(Updates prices in fifth paragraph, adds farm comment.)
Jan. 13 (Bloomberg) -- Copper, oil and gold may rally this year as economic growth in the U.S. and China offsets the impact of a European recession, according to Goldman Sachs Group Inc., which maintained a forecast for commodities to climb 15 percent.
The economic outlook in the U.S. and Asia has improved and there’s less risk of a global financial crisis, analysts led by London-based Jeffrey Currie said in a report e-mailed today. Agricultural commodities may drop 3 percent this year, it said.
Goldman’s stance contrasts with the outlook from Morgan Stanley, which said in a report this week that it favored so- called defensive commodities such as grains, and expected fuel prices to drop. Last year, commodities climbed 2.1 percent, the weakest performance since the global recession in 2008.
“The economic data and outlook beyond Europe in the U.S. and Asia has been improving, shifting demand risks to the upside,” Goldman said in the report. “We view gold and copper as providing the best value opportunities relative to our view of fundamentals in 2012.”
Three-month copper on the London Metal Exchange may gain to $9,500 per metric ton in 12 months, Goldman said, sticking with a forecast. The metal traded at $8,017.25 at 7:28 a.m. in London. Brent crude may rise to $127.50 a barrel in 12 months, while gold futures may gain to $1,940 an ounce, it said. Brent was at $112.22 and February-delivery gold was at $1,648.40.
The risks to the upside in oil are “substantially greater” than for copper and gold “given the stronger fundamentals and recent events surrounding Iran and Nigeria,” Goldman said in the report. “Significant risk remains that as tensions escalate, brinkmanship in the Persian Gulf could lead to the closure of the Strait of Hormuz.”
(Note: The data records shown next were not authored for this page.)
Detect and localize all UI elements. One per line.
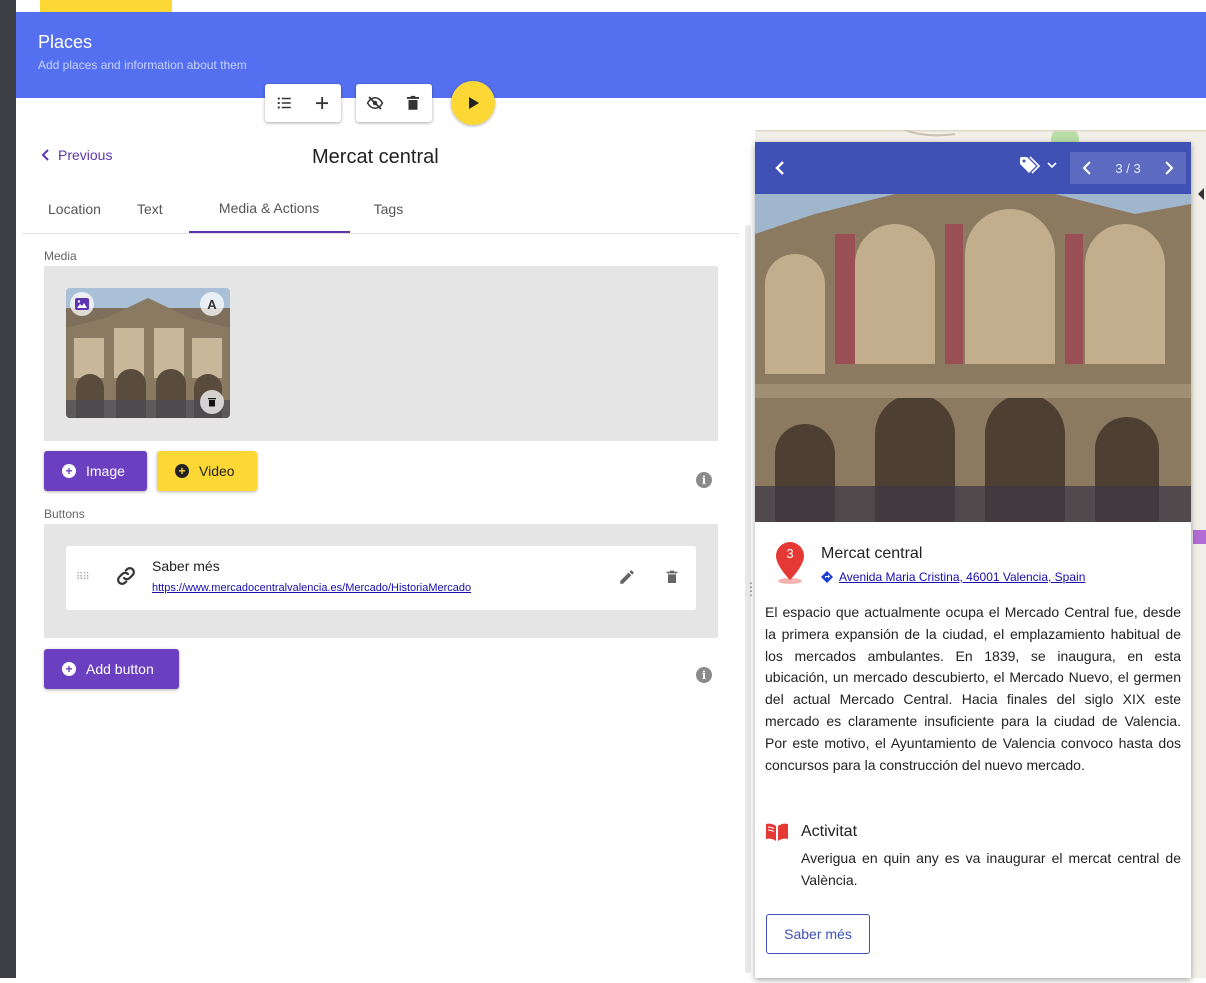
place-preview-card: 3 / 3 3 Mercat central Avenida Maria Cri… <box>755 142 1191 978</box>
button-item: ⠿⠿ Saber més https://www.mercadocentralv… <box>66 546 696 610</box>
previous-link[interactable]: Previous <box>40 147 112 163</box>
chevron-left-icon <box>41 149 49 161</box>
buttons-list: ⠿⠿ Saber més https://www.mercadocentralv… <box>44 524 718 638</box>
preview-header: 3 / 3 <box>755 142 1191 194</box>
drag-handle-icon[interactable]: ⠿⠿ <box>76 572 90 583</box>
plus-icon <box>316 97 328 109</box>
preview-pager: 3 / 3 <box>1070 152 1186 184</box>
pager-separator: / <box>1126 160 1130 176</box>
preview-title: Mercat central <box>821 545 923 562</box>
saber-mes-button[interactable]: Saber més <box>766 914 870 954</box>
directions-icon <box>821 571 833 583</box>
preview-address: Avenida Maria Cristina, 46001 Valencia, … <box>839 570 1086 584</box>
pager-text: 3 / 3 <box>1115 161 1140 176</box>
chevron-left-icon[interactable] <box>771 158 791 178</box>
list-icon <box>277 97 291 109</box>
play-icon <box>469 97 479 109</box>
page-title: Mercat central <box>312 146 439 168</box>
pencil-icon[interactable] <box>618 568 636 586</box>
media-thumbnail[interactable]: A <box>66 288 230 418</box>
pin-number: 3 <box>786 546 794 561</box>
thumb-delete-button[interactable] <box>200 390 224 414</box>
chevron-down-icon <box>1047 162 1057 169</box>
tab-location[interactable]: Location <box>22 184 127 233</box>
button-item-url[interactable]: https://www.mercadocentralvalencia.es/Me… <box>152 582 471 594</box>
previous-label: Previous <box>58 147 113 163</box>
tags-icon <box>1020 156 1041 174</box>
image-type-icon <box>70 292 94 316</box>
add-video-label: Video <box>199 463 235 479</box>
add-button-label: Add button <box>86 661 154 677</box>
tab-text[interactable]: Text <box>127 184 189 233</box>
link-icon <box>117 567 135 585</box>
toolbar-group-actions <box>356 84 432 122</box>
preview-description: El espacio que actualmente ocupa el Merc… <box>765 604 1181 773</box>
market-photo <box>755 194 1191 522</box>
activity-title: Activitat <box>801 823 858 840</box>
tags-dropdown[interactable] <box>1019 156 1057 174</box>
plus-circle-icon: + <box>175 464 189 478</box>
add-image-button[interactable]: + Image <box>44 451 147 491</box>
plus-circle-icon: + <box>62 662 76 676</box>
chevron-right-icon[interactable] <box>1164 161 1174 175</box>
app-header: Places Add places and information about … <box>16 12 1206 98</box>
media-dropzone: A <box>44 266 718 441</box>
media-section-label: Media <box>44 249 77 263</box>
thumb-badge-label: A <box>200 292 224 316</box>
editor-tabs: Location Text Media & Actions Tags <box>22 184 739 234</box>
tab-tags[interactable]: Tags <box>350 184 428 233</box>
add-button-button[interactable]: + Add button <box>44 649 179 689</box>
buttons-info-icon[interactable]: i <box>696 667 712 683</box>
header-title: Places <box>38 32 93 52</box>
activity-text: Averigua en quin any es va inaugurar el … <box>801 850 1181 888</box>
add-place-button[interactable] <box>303 84 341 122</box>
hide-button[interactable] <box>356 84 394 122</box>
toolbar-group-list <box>265 84 341 122</box>
media-info-icon[interactable]: i <box>696 472 712 488</box>
button-item-title: Saber més <box>152 558 220 574</box>
delete-place-button[interactable] <box>394 84 432 122</box>
buttons-section-label: Buttons <box>44 507 85 521</box>
book-icon <box>766 823 788 841</box>
map-panel-toggle-icon[interactable] <box>1196 186 1206 202</box>
plus-circle-icon: + <box>62 464 76 478</box>
editor-scrollbar[interactable] <box>745 225 751 973</box>
play-button[interactable] <box>451 81 495 125</box>
add-image-label: Image <box>86 463 125 479</box>
add-video-button[interactable]: + Video <box>157 451 257 491</box>
list-button[interactable] <box>265 84 303 122</box>
header-top-stripe <box>16 0 1206 12</box>
trash-icon[interactable] <box>664 568 680 586</box>
preview-address-link[interactable]: Avenida Maria Cristina, 46001 Valencia, … <box>821 570 1085 584</box>
eye-off-icon <box>366 96 384 110</box>
pager-total: 3 <box>1133 160 1141 176</box>
pager-current: 3 <box>1115 160 1123 176</box>
chevron-left-icon[interactable] <box>1082 161 1092 175</box>
header-subtitle: Add places and information about them <box>38 58 247 72</box>
trash-icon <box>407 95 419 110</box>
tab-media-actions[interactable]: Media & Actions <box>188 184 350 233</box>
window-left-edge <box>0 0 16 978</box>
place-photo <box>755 194 1191 522</box>
trash-icon <box>208 398 216 407</box>
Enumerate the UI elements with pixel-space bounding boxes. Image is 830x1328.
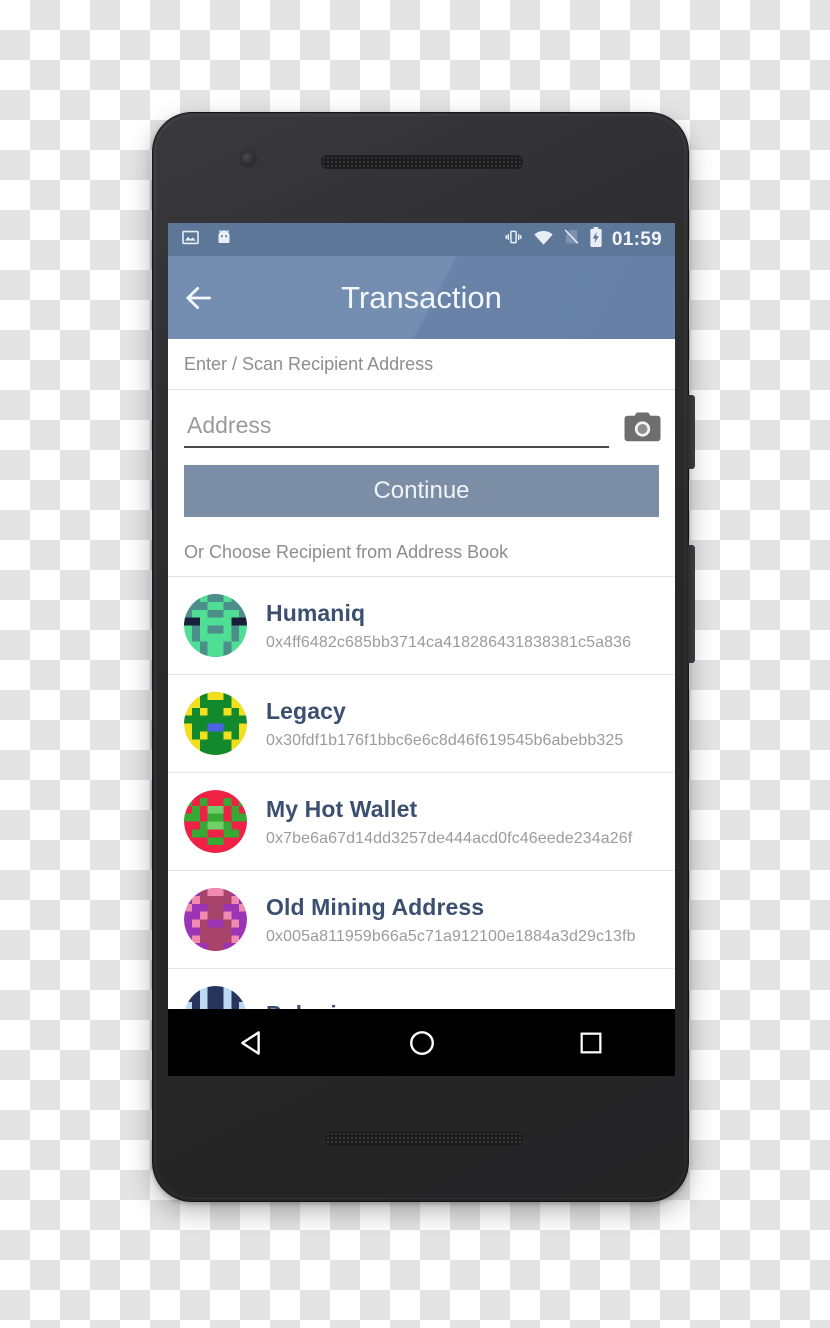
recents-nav-key[interactable] <box>551 1009 631 1076</box>
identicon-poloniex <box>184 986 247 1009</box>
contact-name: Legacy <box>266 698 346 725</box>
image-icon <box>181 228 200 252</box>
battery-charging-icon <box>589 227 603 252</box>
page-title: Transaction <box>341 279 502 315</box>
list-item-text: Poloniex <box>266 1000 363 1009</box>
contact-name: Poloniex <box>266 1000 363 1009</box>
wifi-icon <box>533 229 554 251</box>
android-nav-bar <box>168 1009 675 1076</box>
identicon-legacy <box>184 692 247 755</box>
continue-button-label: Continue <box>373 477 470 504</box>
contact-address: 0x005a811959b66a5c71a912100e1884a3d29c13… <box>266 927 636 945</box>
contact-address: 0x7be6a67d14dd3257de444acd0fc46eede234a2… <box>266 829 633 847</box>
earpiece-speaker <box>321 155 523 169</box>
contact-address: 0x30fdf1b176f1bbc6e6c8d46f619545b6abebb3… <box>266 731 624 749</box>
power-button[interactable] <box>688 395 695 469</box>
contact-name: My Hot Wallet <box>266 796 418 823</box>
bottom-speaker <box>325 1131 523 1146</box>
identicon-old-mining-address <box>184 888 247 951</box>
contact-name: Old Mining Address <box>266 894 485 921</box>
list-item[interactable]: Legacy 0x30fdf1b176f1bbc6e6c8d46f619545b… <box>168 675 675 773</box>
back-nav-key[interactable] <box>213 1009 293 1076</box>
identicon-humaniq <box>184 594 247 657</box>
status-bar-clock: 01:59 <box>611 228 662 250</box>
android-icon <box>214 228 234 252</box>
address-input[interactable] <box>184 412 609 448</box>
list-item-text: My Hot Wallet 0x7be6a67d14dd3257de444acd… <box>266 795 632 848</box>
list-item[interactable]: Humaniq 0x4ff6482c685bb3714ca41828643183… <box>168 577 675 675</box>
app-bar: Transaction <box>168 256 675 339</box>
back-arrow-icon[interactable] <box>168 282 230 314</box>
phone-device: 01:59 Transaction Enter / Scan Recipient… <box>152 112 695 1202</box>
volume-button[interactable] <box>688 545 695 663</box>
front-camera-icon <box>241 152 255 166</box>
list-item-text: Humaniq 0x4ff6482c685bb3714ca41828643183… <box>266 599 631 652</box>
contact-name: Humaniq <box>266 600 366 627</box>
list-item-text: Old Mining Address 0x005a811959b66a5c71a… <box>266 893 636 946</box>
status-bar: 01:59 <box>168 223 675 256</box>
list-item[interactable]: Poloniex <box>168 969 675 1009</box>
no-sim-icon <box>563 228 580 251</box>
continue-button[interactable]: Continue <box>184 465 659 517</box>
list-item[interactable]: My Hot Wallet 0x7be6a67d14dd3257de444acd… <box>168 773 675 871</box>
list-item[interactable]: Old Mining Address 0x005a811959b66a5c71a… <box>168 871 675 969</box>
identicon-my-hot-wallet <box>184 790 247 853</box>
home-nav-key[interactable] <box>382 1009 462 1076</box>
vibrate-icon <box>503 228 524 251</box>
camera-icon[interactable] <box>623 410 662 450</box>
address-input-row <box>168 390 675 450</box>
phone-screen: 01:59 Transaction Enter / Scan Recipient… <box>168 223 675 1009</box>
address-book-label: Or Choose Recipient from Address Book <box>168 528 675 577</box>
contact-address: 0x4ff6482c685bb3714ca418286431838381c5a8… <box>266 633 632 651</box>
list-item-text: Legacy 0x30fdf1b176f1bbc6e6c8d46f619545b… <box>266 697 623 750</box>
address-book-list: Humaniq 0x4ff6482c685bb3714ca41828643183… <box>168 577 675 1009</box>
enter-scan-label: Enter / Scan Recipient Address <box>168 339 675 390</box>
address-field <box>184 412 609 448</box>
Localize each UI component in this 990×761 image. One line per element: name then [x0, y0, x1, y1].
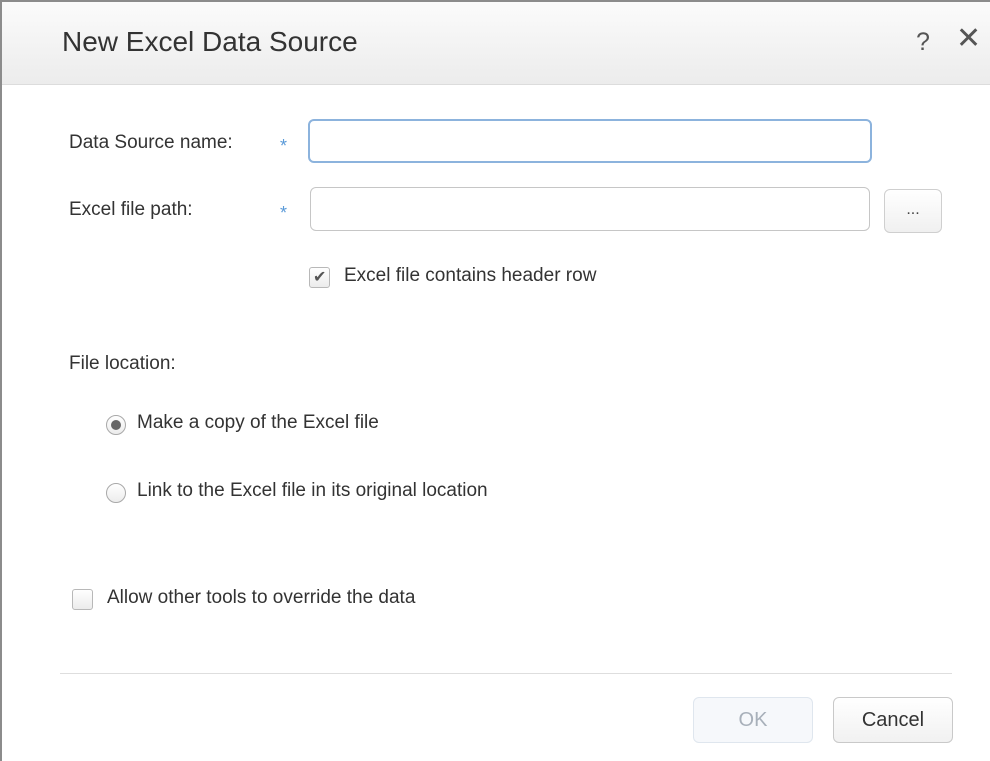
file-location-label: File location: — [69, 353, 176, 374]
radio-selected-dot-icon — [111, 420, 121, 430]
browse-button[interactable]: ... — [884, 189, 942, 233]
footer-divider — [60, 673, 952, 674]
ok-button[interactable]: OK — [693, 697, 813, 743]
link-original-radio[interactable] — [106, 483, 126, 503]
dialog-title-bar: New Excel Data Source ? ✕ — [2, 2, 990, 85]
checkmark-icon: ✔ — [313, 269, 327, 286]
cancel-button[interactable]: Cancel — [833, 697, 953, 743]
dialog-title: New Excel Data Source — [62, 26, 358, 57]
excel-file-path-label: Excel file path: — [69, 199, 193, 220]
link-original-label: Link to the Excel file in its original l… — [137, 480, 488, 501]
allow-override-label: Allow other tools to override the data — [107, 587, 416, 608]
excel-file-path-input[interactable] — [310, 187, 870, 231]
new-excel-data-source-dialog: New Excel Data Source ? ✕ Data Source na… — [0, 0, 990, 761]
required-star-icon: * — [280, 136, 288, 156]
required-star-icon: * — [280, 203, 288, 223]
make-copy-label: Make a copy of the Excel file — [137, 412, 379, 433]
help-icon[interactable]: ? — [916, 28, 930, 57]
allow-override-checkbox[interactable] — [72, 589, 93, 610]
make-copy-radio[interactable] — [106, 415, 126, 435]
header-row-checkbox[interactable]: ✔ — [309, 267, 330, 288]
data-source-name-input[interactable] — [308, 119, 872, 163]
header-row-label: Excel file contains header row — [344, 265, 597, 286]
data-source-name-label: Data Source name: — [69, 132, 233, 153]
close-icon[interactable]: ✕ — [956, 24, 981, 54]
Iran has threatened to try to close the strategic waterway should the European Union ban oil exports from the country to protest against its nuclear program. Nigerian labor unions said yesterday that they will continue a strike that threatens oil exports from Africa’s top producer.
Morgan Stanley said that a surge in oil would represent a selling opportunity as the bank sees “bearish” fundamentals, according to a report dated Jan. 8. Brent climbed $115.12 per barrel yesterday, the highest level since Nov. 9.
This year’s agricultural outlook will depend on weather in Argentina and Brazil, which is having a dry patch related to La Nina, the Goldman analysts said.
“A significant shortfall in South America production would further support the outperformance of soybeans over corn,” they said. That will “create upside risk to our current underweight in agriculture and our expected minus 3 percent return.”
Soybean futures in Chicago added 0.6 percent to $11.8975 a bushel, after a 6.8 percent gain last month. Corn was little changed at $6.1125 a bushel, after tumbling 6.1 percent yesterday, the most in three months, following a higher estimate for global supply from the U.S. government.
Credit Suisse Group AG said on Jan. 5 that industrial metals including copper may rebound this year as they slumped too far in 2011 on speculation there may be a global recession, according to Ric Deverell, head of global commodities research.
Borrowing costs for Spain and Italy fell at debt sales yesterday, while European Central Bank President Mario Draghi said he saw “tentative signs” of stabilization in the euro region. Data today is expected to show U.S. consumer confidence is at a seven-month high, based on the median forecast in a Bloomberg survey of economists.
China’s inflation cooled to the lowest in 15 months in December, leaving the government more room to support growth as a global slowdown hurts exports. A report next week may show the world’s largest user of energy and metals expanded at the slowest pace in 10 quarters in the last three months of 2011.
“The key to the metals markets will be the ‘gap’ between the weakness today versus the demand strength to be created by both the monetary and fiscal stimulus that is likely to occur in 2012,” Goldman analysts said. “We believe some of the fiscal support will be targeted at metals intensive industries.”